1530 Dekalb Ave. NE, Atlanta, Ga 30307
Since we were already talking about The Final Table, let’s jump into the other chef on that show whose cuisine I’ve had the privilege of trying on one of my book tour adventures. Atlanta, GA is a hub of culture and fabulous food. Lazy Betty is a tasting menu restaurant where the ingredients change regularly as new ingredients come into season. The restaurant is helmed by Chef Ronald Hsu and Chef Aaron Phillips. The former competed on the Netflix show alongside his partner and former mentor Shin Takagi of Zeniya, a kaiseki restaurant in Kanasawa, Japan that holds two Michelin stars. I had to save up to eat here, but it was well worth it!
On the website’s ABOUT section it talks about how Lazy Betty is a culmination of love for food and community. Ron’s mother Betty always welcomed friends and family to her restaurant as if it were her home. I definitely felt welcomed as part of the family when I ate here. We sat right up at the counter so that we were mere feet away from the talented chefs expertly preparing the various courses of our meal. We laughed, talked, and by the end were taking group pictures with the staff, exchanging emails, and showing off pictures of babies and dogs. Below are pics of some of the courses that were available that night. One of my favorites was the dish featured on the bottom left. which was called “Earth” or something like that. The “dirt” in the dish is some crispy potato stuff that a girl could happily eat a bowl of with a spoon. In the bottom right pic you’ll see their dessert for that evening, crafted by expert pastry chef Carelys Vazquez. It’s a chocolate work of art with a cherry sorbet stuffed inside!
23 W Washington St, Greenville, SC 29601
This is the only Belgian restaurant I’ve ever eaten at and man oh man, it’s a HARD 10/10. Trappe Door is actually one of my favorite restaurants I’ve eaten at over the course of ALL my travels. Because here’s the thing, when you go to a restaurant, you can happen upon a dish that’s a 10/10. However, the more items you try, the higher the chance that you will come across a dish that is less than perfect. There aren’t many restaurants where LITERALLY everything you try is a 10/10, and Trappe Door is one such restaurant. This literally underground gem in Greenville has an old-world atmosphere that transports your spirit to Belgium. Some things I tried included the Wild Mushroom Vol Au Vont appetizer prepared with seasonal wild mushrooms cooked in a white wine and garlic cream sauce served in a puff pastry boat. I mean, come on? How could I not order that–sauce, mushrooms pastry boat?? Sign me up!

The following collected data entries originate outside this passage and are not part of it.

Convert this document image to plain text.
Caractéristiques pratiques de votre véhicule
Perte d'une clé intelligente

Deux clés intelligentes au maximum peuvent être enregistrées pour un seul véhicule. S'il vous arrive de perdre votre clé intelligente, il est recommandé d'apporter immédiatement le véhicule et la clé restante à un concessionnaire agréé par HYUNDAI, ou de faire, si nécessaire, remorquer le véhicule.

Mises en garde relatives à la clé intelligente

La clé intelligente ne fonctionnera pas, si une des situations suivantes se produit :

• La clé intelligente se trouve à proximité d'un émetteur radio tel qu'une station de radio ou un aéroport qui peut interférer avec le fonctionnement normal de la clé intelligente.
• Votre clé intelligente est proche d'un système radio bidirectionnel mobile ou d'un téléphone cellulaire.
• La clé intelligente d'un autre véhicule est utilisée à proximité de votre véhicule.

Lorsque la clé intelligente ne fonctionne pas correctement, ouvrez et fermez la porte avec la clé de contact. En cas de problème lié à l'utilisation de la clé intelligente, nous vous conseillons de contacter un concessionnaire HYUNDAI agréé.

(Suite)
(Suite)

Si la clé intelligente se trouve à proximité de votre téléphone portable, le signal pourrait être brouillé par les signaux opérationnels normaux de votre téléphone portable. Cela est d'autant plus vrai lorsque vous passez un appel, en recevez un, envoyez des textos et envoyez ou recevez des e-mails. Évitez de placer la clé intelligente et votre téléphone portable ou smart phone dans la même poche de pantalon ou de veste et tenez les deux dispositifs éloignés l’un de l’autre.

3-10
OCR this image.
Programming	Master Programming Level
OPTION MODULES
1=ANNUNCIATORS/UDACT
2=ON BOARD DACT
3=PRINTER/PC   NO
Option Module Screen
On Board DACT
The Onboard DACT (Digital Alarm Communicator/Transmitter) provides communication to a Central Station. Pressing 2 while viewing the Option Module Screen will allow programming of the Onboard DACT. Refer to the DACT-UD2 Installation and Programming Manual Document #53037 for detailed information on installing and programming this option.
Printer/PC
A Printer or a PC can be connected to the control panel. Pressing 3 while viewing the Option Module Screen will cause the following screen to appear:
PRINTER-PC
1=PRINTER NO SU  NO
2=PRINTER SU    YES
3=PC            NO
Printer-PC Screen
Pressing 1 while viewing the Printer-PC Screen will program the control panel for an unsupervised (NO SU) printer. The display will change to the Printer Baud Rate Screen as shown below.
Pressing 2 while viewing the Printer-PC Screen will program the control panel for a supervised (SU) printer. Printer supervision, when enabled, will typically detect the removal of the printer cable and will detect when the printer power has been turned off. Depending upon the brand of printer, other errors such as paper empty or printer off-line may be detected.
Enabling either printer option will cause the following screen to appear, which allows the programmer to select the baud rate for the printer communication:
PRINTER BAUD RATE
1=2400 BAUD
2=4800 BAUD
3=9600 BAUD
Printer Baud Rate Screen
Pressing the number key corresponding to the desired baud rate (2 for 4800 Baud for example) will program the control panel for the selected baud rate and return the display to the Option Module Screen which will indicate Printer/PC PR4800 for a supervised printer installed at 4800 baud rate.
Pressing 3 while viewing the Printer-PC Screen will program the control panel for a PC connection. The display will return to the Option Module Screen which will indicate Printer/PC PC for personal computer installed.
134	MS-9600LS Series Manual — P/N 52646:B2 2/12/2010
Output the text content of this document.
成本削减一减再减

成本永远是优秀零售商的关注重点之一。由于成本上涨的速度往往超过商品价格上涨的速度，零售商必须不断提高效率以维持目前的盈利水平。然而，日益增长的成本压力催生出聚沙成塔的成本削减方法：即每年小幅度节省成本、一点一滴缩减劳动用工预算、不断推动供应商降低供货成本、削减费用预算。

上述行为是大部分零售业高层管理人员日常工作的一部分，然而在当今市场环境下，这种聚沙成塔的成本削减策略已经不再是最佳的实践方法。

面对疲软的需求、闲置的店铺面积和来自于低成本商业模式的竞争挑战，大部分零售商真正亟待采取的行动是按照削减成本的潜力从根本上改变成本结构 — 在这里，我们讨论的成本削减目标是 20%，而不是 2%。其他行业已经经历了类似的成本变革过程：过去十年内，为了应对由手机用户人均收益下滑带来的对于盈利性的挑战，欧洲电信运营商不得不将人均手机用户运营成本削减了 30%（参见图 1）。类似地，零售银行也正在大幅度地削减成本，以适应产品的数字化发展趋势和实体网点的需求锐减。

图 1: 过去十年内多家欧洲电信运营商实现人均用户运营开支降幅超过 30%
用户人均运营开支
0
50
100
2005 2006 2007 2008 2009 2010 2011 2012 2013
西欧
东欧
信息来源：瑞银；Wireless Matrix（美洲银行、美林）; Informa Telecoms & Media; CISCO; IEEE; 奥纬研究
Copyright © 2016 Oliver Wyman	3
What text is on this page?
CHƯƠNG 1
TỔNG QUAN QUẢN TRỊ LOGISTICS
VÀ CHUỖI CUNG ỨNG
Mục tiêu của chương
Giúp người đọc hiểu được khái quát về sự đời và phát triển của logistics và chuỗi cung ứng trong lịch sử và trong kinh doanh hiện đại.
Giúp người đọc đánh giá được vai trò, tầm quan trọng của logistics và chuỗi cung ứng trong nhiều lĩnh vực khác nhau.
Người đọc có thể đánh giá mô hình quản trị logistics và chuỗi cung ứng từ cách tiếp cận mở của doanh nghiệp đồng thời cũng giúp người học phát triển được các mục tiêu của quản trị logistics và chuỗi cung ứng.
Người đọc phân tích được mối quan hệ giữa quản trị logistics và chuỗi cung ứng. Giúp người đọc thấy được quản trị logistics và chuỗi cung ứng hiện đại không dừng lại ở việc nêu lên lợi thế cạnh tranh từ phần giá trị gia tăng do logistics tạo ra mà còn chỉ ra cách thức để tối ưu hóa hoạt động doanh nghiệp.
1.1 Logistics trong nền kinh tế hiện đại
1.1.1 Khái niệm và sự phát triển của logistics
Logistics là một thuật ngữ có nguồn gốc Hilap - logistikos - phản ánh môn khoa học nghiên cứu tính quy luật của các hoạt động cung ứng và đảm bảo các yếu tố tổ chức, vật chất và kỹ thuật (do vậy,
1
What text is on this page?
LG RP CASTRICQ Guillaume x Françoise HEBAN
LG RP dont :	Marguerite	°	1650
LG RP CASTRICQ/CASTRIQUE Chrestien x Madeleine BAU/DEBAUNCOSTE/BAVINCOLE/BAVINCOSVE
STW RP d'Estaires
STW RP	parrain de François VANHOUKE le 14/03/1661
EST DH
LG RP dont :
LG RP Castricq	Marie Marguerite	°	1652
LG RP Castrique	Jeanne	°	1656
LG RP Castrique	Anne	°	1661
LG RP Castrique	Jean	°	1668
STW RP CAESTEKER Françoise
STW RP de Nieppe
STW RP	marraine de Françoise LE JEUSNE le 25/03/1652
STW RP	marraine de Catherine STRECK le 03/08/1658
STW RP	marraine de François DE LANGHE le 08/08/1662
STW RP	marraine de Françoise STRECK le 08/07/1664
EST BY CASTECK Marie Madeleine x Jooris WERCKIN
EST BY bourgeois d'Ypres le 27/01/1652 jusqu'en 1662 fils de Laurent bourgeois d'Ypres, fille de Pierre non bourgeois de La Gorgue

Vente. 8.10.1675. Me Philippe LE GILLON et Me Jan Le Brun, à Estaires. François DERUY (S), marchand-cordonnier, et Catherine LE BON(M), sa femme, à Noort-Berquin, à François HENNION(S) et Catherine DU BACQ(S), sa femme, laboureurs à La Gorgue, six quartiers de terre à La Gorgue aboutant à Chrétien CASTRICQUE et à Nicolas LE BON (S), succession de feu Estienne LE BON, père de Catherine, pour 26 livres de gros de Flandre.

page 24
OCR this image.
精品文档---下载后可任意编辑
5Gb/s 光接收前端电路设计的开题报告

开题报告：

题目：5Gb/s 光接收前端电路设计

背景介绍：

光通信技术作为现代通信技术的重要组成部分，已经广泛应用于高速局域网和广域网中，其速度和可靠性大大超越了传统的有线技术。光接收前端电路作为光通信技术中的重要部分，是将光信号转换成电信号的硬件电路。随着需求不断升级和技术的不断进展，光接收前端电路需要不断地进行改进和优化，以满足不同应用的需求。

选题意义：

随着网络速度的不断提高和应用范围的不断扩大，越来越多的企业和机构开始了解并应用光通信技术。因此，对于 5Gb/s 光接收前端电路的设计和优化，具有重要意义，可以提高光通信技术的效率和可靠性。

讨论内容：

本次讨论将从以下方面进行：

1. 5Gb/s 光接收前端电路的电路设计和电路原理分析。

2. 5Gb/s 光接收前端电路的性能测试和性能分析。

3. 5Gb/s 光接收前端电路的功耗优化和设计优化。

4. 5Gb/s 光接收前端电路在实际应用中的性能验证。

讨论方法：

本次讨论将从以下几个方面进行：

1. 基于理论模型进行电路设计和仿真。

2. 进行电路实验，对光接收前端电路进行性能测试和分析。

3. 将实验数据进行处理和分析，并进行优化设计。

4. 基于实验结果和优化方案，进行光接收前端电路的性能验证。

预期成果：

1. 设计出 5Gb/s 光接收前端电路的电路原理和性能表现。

The restaurant has a selection of “MOULES FRITES,” that’s a pot of mussels served in a hot, flavored broth with a side of French fries. I tried the more traditional Mariniere broth made with white wine, garlic, and shallots (pic featured top left). My mom and I shared two entrees so we could maximize how many things we tried. The first was the Sautéed Duck Breast. In my travels, I have found that no one makes duck quite like the English do in Great Britain. I’m talking about that crispy, fatty skin paired with juicy plump meat, which sadly too many people dry out. This duck dish took me back to my time in the UK in a blissful way. The entree (pic featured bottom left) was served with a cherry beer sauce, shallot and bacon-diced potatoes, and asparagus. My FAVORITE thing on the menu though was their house special meatballs. I am not kidding you — I ordered a LARGE JAR of these to-go and carried them home with me on the airplane. Soft and bouncy texture, moist contents, a flavor rich and indulgent. Dude . . . I need to get back to this restaurant one day.